Supplemental Figure S4. Effects of cell culture insert pore size on barrier function and
ultrastructure of pRPE cultures. (a) TEER was measured in 3.5-wk-old primary pRPE
monolayers grown on cell culture inserts with different pore sizes. SEM is indicated, three to
fourteen replicates per pore size. Dashed line indicates representative transepithelial electrical
resistance (TEER) (43±5 Ωcm2) in ARPE-19 cultures on 0.4 µm cell culture inserts1. *** p <
0.001. (b-c) Electron micrographs of porcine RPE cells grown on 1.0 µm pore cell culture insert
(b) Area close to the basolateral membrane is shown. Asterisks indicate multivesicular
endosomes (MVEs) containing vesicles with sizes corresponding to exosomes. Inset shows one
of the MVEs at higher magnification where the individual vesicles can be seen more clearly. (c)
Apical microvilli and basal infoldings (inset) can clearly be seen, indicating terminal
differentiation of RPE cells in these cultures. Inset shows several basal infoldings at higher
magnification of the area in the lower right corner of the image. Scale bars are 500 nm (b) and 1
µm (c), respectively.
Supplemental Figure S5. Size distribution of EVs released from polarized RPE monolayers.
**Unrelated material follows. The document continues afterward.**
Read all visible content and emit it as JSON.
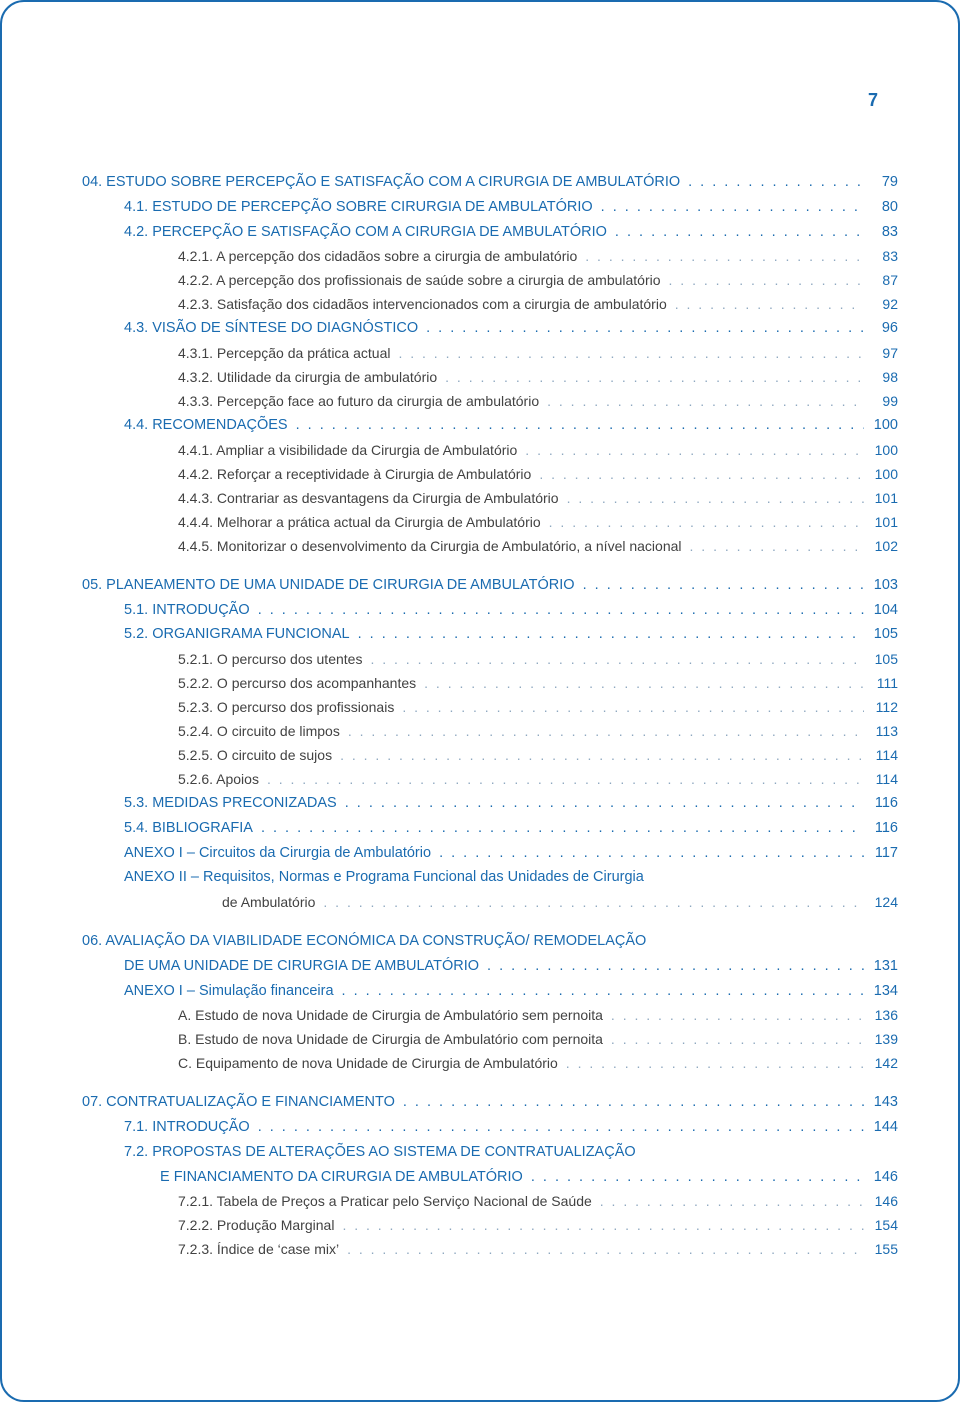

(a) EVs released apically from polarized RPE grown on cell culture inserts with 0.4 µm (red and
cyan traces) and 1.0 µm pore sizes (orange and light cyan traces). EVs released under B-27- (red
and orange) and FBS-supplemented culture conditions (cyan and light cyan) are indicated. Note
that the modal particle size is very similar between all of the apically released EVs. (b) EVs
released basolaterally from polarized RPE grown on cell culture inserts with 0.4 µm (black and
green traces) and 1.0 µm pore sizes (gray and light green traces). EVs released under B-27(black and gray) and FBS-supplemented culture conditions (green and light green) are indicated.
Note that the modal particle size is very similar between all of the basolaterally released EVs.
Size distributions displayed are averages of three or more separate experiments.
References
1
Ablonczy, Z. et al. Human retinal pigment epithelium cells as functional models for the RPE in
vivo. Invest Ophthalmol Vis Sci 52, 8614-8620, doi:10.1167/iovs.11-8021 (2011).